The stated purpose of the additional guidance is to allow employers to focus their efforts on implementing good hygiene practices and mitigating COVID-19’s effects, rather than on making difficult decisions on whether cases of COVID-19 are “work-related.” To that end, OSHA will not enforce 29 C.F.R. § 1904 (the regulation requiring employers to record work-related illnesses) for COVID-19 cases, except where:

  1. There is objective evidence that the COVID-19 diagnosis may be work-related (i.e. a number of cases develop among employees working closely together, without any alternative explanation); and
  2. The evidence was reasonably available to the employer. “Reasonably available evidence” includes information employees give to the employer and information that employers learn regarding employees’ health and safety in the ordinary course of managing its business and employees.

Importantly, this change specifically applies to areas where there is “ongoing community transmission.” Thus, if there is ongoing community transmission in your area, follow the above guidelines to determine whether to record your employee’s COVID-19 diagnosis. If there is no ongoing community transmission in your area, it is wise to continue your efforts to analyze, in good faith, whether your employee’s contraction of the COVID-19 illness is “work-related.” (For guidance, read our previous article here.)[1]

Please be advised that OSHA will still enforce 29 C.F.R. § 1904 for all employers in the healthcare, emergency response (i.e. emergency medical, firefighting, law enforcement), and correctional institution industries. Thus, employers in these fields must still make work-relatedness determinations for purposes of recording COVID-19 cases. For additional guidance on making this determination, reference Butler Snow’s previous article here.

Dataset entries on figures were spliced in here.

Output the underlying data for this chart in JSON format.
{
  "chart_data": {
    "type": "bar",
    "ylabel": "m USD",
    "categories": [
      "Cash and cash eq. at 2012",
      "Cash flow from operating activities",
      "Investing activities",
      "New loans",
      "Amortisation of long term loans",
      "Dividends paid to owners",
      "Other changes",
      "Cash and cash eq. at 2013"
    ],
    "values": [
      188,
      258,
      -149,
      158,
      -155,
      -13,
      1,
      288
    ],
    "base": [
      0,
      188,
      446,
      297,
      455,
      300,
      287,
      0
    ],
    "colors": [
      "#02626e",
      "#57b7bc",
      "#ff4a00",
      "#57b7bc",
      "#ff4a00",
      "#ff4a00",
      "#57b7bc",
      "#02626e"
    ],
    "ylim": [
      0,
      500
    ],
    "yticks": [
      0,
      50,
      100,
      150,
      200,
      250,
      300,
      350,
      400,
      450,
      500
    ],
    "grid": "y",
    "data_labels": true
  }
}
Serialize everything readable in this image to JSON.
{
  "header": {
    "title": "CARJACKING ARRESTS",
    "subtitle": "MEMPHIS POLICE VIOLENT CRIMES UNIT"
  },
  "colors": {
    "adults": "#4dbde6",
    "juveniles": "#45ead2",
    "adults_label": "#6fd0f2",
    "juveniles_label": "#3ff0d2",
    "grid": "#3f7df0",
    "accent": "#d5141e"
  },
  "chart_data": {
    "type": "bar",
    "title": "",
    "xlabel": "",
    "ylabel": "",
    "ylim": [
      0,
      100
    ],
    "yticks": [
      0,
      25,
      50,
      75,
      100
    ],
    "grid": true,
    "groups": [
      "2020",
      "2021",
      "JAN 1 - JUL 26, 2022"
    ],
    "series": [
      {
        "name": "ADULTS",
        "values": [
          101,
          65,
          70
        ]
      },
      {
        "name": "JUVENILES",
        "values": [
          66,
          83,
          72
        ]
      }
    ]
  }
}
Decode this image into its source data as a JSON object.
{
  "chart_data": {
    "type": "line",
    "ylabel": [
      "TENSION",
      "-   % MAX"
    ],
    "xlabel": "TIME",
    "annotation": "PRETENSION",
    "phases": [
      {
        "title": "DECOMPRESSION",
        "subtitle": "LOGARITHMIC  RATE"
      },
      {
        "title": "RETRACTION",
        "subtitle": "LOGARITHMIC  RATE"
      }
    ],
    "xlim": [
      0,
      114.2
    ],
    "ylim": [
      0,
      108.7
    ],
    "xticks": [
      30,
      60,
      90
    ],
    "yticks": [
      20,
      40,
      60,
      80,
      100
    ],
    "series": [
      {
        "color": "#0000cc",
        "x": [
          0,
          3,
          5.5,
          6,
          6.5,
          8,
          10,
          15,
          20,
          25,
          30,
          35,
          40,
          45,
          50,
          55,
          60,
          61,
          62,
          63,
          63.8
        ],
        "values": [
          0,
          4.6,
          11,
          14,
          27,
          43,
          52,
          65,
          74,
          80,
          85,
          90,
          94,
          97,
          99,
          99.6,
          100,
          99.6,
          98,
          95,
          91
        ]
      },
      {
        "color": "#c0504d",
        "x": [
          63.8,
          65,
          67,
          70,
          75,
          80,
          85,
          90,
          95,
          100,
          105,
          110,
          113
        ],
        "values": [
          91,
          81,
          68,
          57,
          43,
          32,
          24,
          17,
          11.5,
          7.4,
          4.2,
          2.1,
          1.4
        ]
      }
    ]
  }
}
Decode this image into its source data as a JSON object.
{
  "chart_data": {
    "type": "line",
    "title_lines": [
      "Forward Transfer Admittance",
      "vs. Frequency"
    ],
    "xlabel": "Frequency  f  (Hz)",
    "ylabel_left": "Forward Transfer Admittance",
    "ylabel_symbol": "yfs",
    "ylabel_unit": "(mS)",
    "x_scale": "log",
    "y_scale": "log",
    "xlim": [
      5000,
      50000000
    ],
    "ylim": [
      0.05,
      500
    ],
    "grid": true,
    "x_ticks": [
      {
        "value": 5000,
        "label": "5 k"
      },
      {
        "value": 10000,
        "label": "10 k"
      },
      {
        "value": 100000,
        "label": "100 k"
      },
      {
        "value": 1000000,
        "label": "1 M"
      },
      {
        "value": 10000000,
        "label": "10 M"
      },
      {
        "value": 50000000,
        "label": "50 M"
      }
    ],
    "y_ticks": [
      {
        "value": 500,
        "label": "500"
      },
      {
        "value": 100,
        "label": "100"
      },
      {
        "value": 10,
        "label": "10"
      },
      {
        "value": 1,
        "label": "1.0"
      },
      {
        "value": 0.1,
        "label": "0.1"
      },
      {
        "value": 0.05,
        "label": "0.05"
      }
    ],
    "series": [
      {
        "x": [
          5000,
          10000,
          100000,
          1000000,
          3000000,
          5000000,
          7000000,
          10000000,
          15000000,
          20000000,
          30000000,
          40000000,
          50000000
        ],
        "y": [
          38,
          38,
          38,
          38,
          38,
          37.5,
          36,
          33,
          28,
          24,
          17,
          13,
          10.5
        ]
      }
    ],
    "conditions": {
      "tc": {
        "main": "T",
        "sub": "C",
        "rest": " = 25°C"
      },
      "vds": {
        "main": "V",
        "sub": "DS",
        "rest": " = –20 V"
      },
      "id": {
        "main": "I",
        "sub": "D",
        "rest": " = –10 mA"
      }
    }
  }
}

[1] Of note, OSHA does not define “ongoing community transmission.” But publications by the CDC, among other sources, indicate that community transmission (also called “community spread”) is spread of the illness where the source cannot be identified. See Coronavirus Disease 2019 (COVID-19) Situation Summary, available at https://www.cdc.gov/coronavirus/2019-ncov/cases-updates/summary.html (last accessed April 15, 2020) (“Community spread means spread of an illness for which the source of infection is unknown.”); see also Coronavirus Disease 2019 (COVID-19) Frequently Asked Questions, available at https://www.cdc.gov/coronavirus/2019-ncov/faq.html (last accessed April 15, 2020) (“Community spread means people have been infected with the virus in an area, including some who are not sure how or where they became infected.”).

Source: https://www.osha.gov/memos/2020-04-10/enforcement-guidance-recording-cases-coronavirus-disease-2019-covid-19

DISCLAIMER: Because of the generality of this update, the information provided herein may not be applicable in all situations and should not be acted upon without specific legal advice based on particular situations.